Prime Minister Narendra Modi on August 13 launched the Voluntary Vehicle Fleet Modernisation Programme or the automobile scrappage policy. The Prime Minister had said the vehicle scrappage policy will bring in investments of around Rs 10,000 crore.
Talking about the ship recycling industry that exists at Alang in Bhavnagar district of Gujarat where 8,300 ships have already been broken and recycled, Modi said that in this entire region, the infrastructure and skilled manpower exists. So after ships, Alang can also become a big hub for scrapping vehicles. Bhavnagar also has 80 odd units that operate induction furnaces and 60-65 steel re-rolling mills which currently recycle scrap salvaged from ageing ships at Alang Shipbreaking yard.
The Minister of Road Transport & Highways on August 17 said the newly launched Voluntary Vehicle Fleet Modernisation Programme or the vehicle scrappage policy will help reduce the cost of manufacturing electric vehicles in India. PM Modi said that India had to import ₹23,000 crore worth of scrap steel during the last year as scrapping is not productive, and the country cannot recover energy and rare earth metals from scrap.

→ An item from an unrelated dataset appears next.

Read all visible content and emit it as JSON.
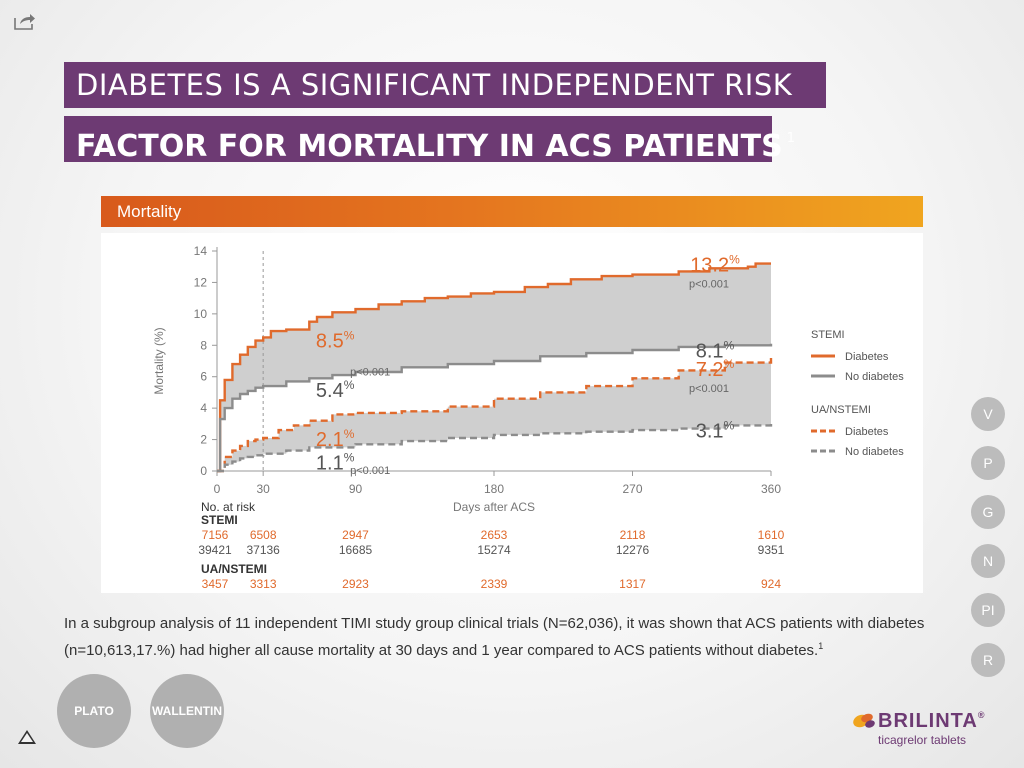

Saket Mehra, Partner and Automotive Sector Leader, Grant Thornton Bharat. “One of the key opportunities that will emerge from the vehicle scrappage policy will be for the metal recycling business. It will also to an extent reduce the cost of production. Steel is a crucial component for automobile manufacturers, and its price has been growing up to almost 30 per cent in the last six months.”
The new policy would channelise the used materials — copper, aluminium, steel, rubber and plastic — back into production. “We aim for maximum recovery up to 99 per cent. This will increase the availability of materials and reduce costs by up to 40 per cent for raw materials, thereby fuelling India’s competitiveness globally,” said Nitin Gadkari, adding that improved sales globally will fetch spill-over benefits for the Centre and States in terms of projected GST earnings of ₹40,000-50,000 crore and ₹30,000-40,000 crore, respectively.
The minister said that battery recycling, which will be done through the new scrappage policy, will help bring down the cost of electric vehicles and will also help India develop Lithium-ion batteries locally.
Talking about the scrappage policy, Gadkari said that the policy will increase sales of new vehicles, adding that the government has requested automobile manufacturers to give a 5% discount on new vehicles bought against scrapping old vehicles.
Under the vehicle scrappage policy, testing and scrappage centres will be set up in all districts across the country using the public private partnership (PPP) model.
The aim of the policy is to provide incentives to owners of old and polluting vehicles to take them off the road and scrap them. Commercial vehicles that are over 15 years old and personal vehicles that are over 20 years old will become eligible for scrapping.
Under the policy, the centre had made it mandatory for heavy commercial vehicles to be scrapped if they do not conform to the fitness level prescribed under the rules from 2023 onwards, Giridhar Aramane, secretary in the road transport and highways ministry had last week said. Similarly, the centre plans to make vehicle scrapping mandatory for personal vehicles from June 2024 onwards.